Once you've established your baselines, take the following steps to improve site speed:
1. Improve your CDN cache hit rate.
Cacheable content served from your CDN is inherently faster than content served from your server, so utilising CDN caching as much as possible is critical to improving your site speed. Every CDN is different, but traditionally you can improve cache hit rates through your CDN console or through cache control headers. Just be aware that enabling caching isn't always as straightforward as it may seem. Different pages will have different levels of cacheability, and certain features like personalisation may interfere with caching. In addition, many tools report cache hit rates on the URL level, making it much more difficult to optimise and detect trends across page groups, especially if you add tracking parameters to your URLs.
2. Improve your browser cache hit rate.
In addition to the CDN, the browser has its own cache. With the right cache control header, you can also easily optimise the browser cache hit rate for your site. This tactic allows you to improve browsing speeds because the browser doesn't need to fetch the content or asset from the network at all — it's already downloaded to the user's browser or device. Note that you'll need to understand Cache-Control header specs and how your CDN interprets them to set caching parameters for the browser and CDN separately. For example, you can often use "maxage" to set the browser's cache time and "s-maxage" to set the CDN cache time separately.
3. Use a service worker.
Cache control headers are only treated as “hints” by the browser, and a hint can be ignored. A browser might not cache an asset because it thinks it’s too big or it won't cache the asset for as long as you need. By contrast, using a service worker gives you direct control over caching and networking, allowing you to make the caching decisions that will improve browsing speed and enhance the user experience.
4. Prefetch content during idle times.
Use prefetching when the user is idle or when the above-the-fold content has loaded. Anticipate where the user might go next and fetch that data ahead of time. A common prefetching tactic is, in anticipation of the user's next click, to begin fetching the destination page when the link to it is visible to the user on the screen.
When properly implemented, prefetching can substantially improve browsing speed because it can reduce or eliminate the time to download the next page. However, be aware that if you're not careful, prefetching can increase the traffic and load on your servers. For example, consider an eCommerce category page that lists 20 products.

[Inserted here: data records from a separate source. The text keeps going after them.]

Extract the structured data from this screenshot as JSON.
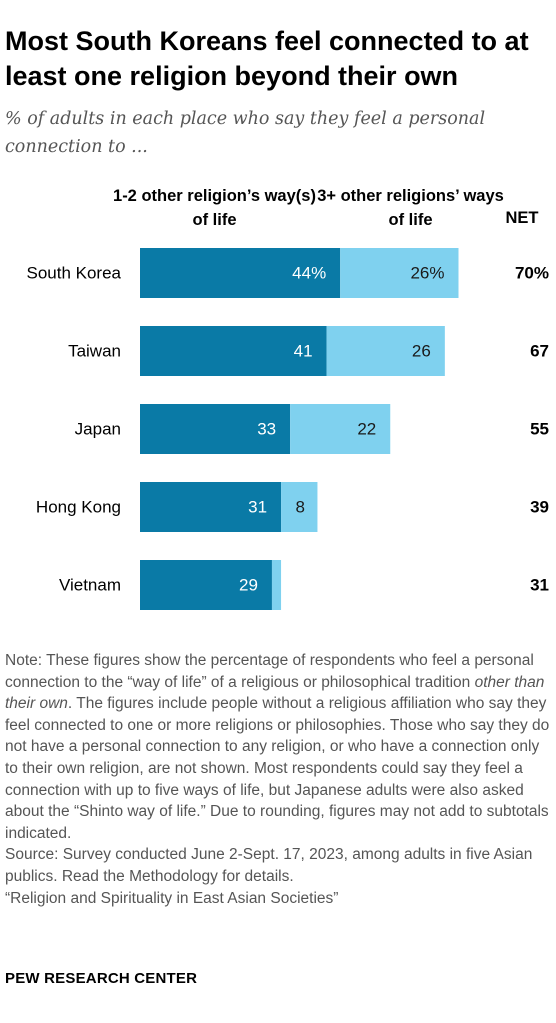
{
  "title": "Most South Koreans feel connected to at least one religion beyond their own",
  "subtitle": "% of adults in each place who say they feel a personal connection to ...",
  "headers": {
    "series1": "1-2 other religion’s way(s) of life",
    "series2": "3+ other religions’ ways of life",
    "net": "NET"
  },
  "colors": {
    "series1": "#0a7aa6",
    "series2": "#7fd1ef"
  },
  "chart_data": {
    "type": "bar",
    "orientation": "horizontal",
    "stacked": true,
    "categories": [
      "South Korea",
      "Taiwan",
      "Japan",
      "Hong Kong",
      "Vietnam"
    ],
    "series": [
      {
        "name": "1-2 other religion’s way(s) of life",
        "values": [
          44,
          41,
          33,
          31,
          29
        ],
        "labels": [
          "44%",
          "41",
          "33",
          "31",
          "29"
        ]
      },
      {
        "name": "3+ other religions’ ways of life",
        "values": [
          26,
          26,
          22,
          8,
          2
        ],
        "labels": [
          "26%",
          "26",
          "22",
          "8",
          ""
        ]
      }
    ],
    "net": [
      70,
      67,
      55,
      39,
      31
    ],
    "net_labels": [
      "70%",
      "67",
      "55",
      "39",
      "31"
    ]
  },
  "note": {
    "p1_before": "Note: These figures show the percentage of respondents who feel a personal connection to the “way of life” of a religious or philosophical tradition ",
    "p1_italic": "other than their own",
    "p1_after": ". The figures include people without a religious affiliation who say they feel connected to one or more religions or philosophies. Those who say they do not have a personal connection to any religion, or who have a connection only to their own religion, are not shown. Most respondents could say they feel a connection with up to five ways of life, but Japanese adults were also asked about the “Shinto way of life.” Due to rounding, figures may not add to subtotals indicated.",
    "source": "Source: Survey conducted June 2-Sept. 17, 2023, among adults in five Asian publics. Read the Methodology for details.",
    "report": "“Religion and Spirituality in East Asian Societies”"
  },
  "footer": "PEW RESEARCH CENTER"
}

Naively prefetching every product on the page may increase the load on your servers by as much as 20 times your current levels.
5. Consider migrating to a PWA or SPA.
The combination of service workers, smart prefetching, and a SPA or PWA architecture unleashes the ability to dramatically improve browsing speed to sub-second load times that compete with native apps. Instead of loading the entire page each time a user navigates to a new page, SPAs and PWAs load elements like headers, footers, and scripts just once (sometimes referred to as a "app shell") and only load new body content on subsequent pages. Libraries and open-source frameworks for PWAs include React, Angular, React Storefront, and Vue Storefront, to name a few.
Load time is vitally important, and that goes beyond just the first page. Improving browsing speed will deliver a better experience to your users. Instead of users leaving in frustration because pages take too long to display, a few simple steps will go a long way to improve their experience and the likelihood they convert.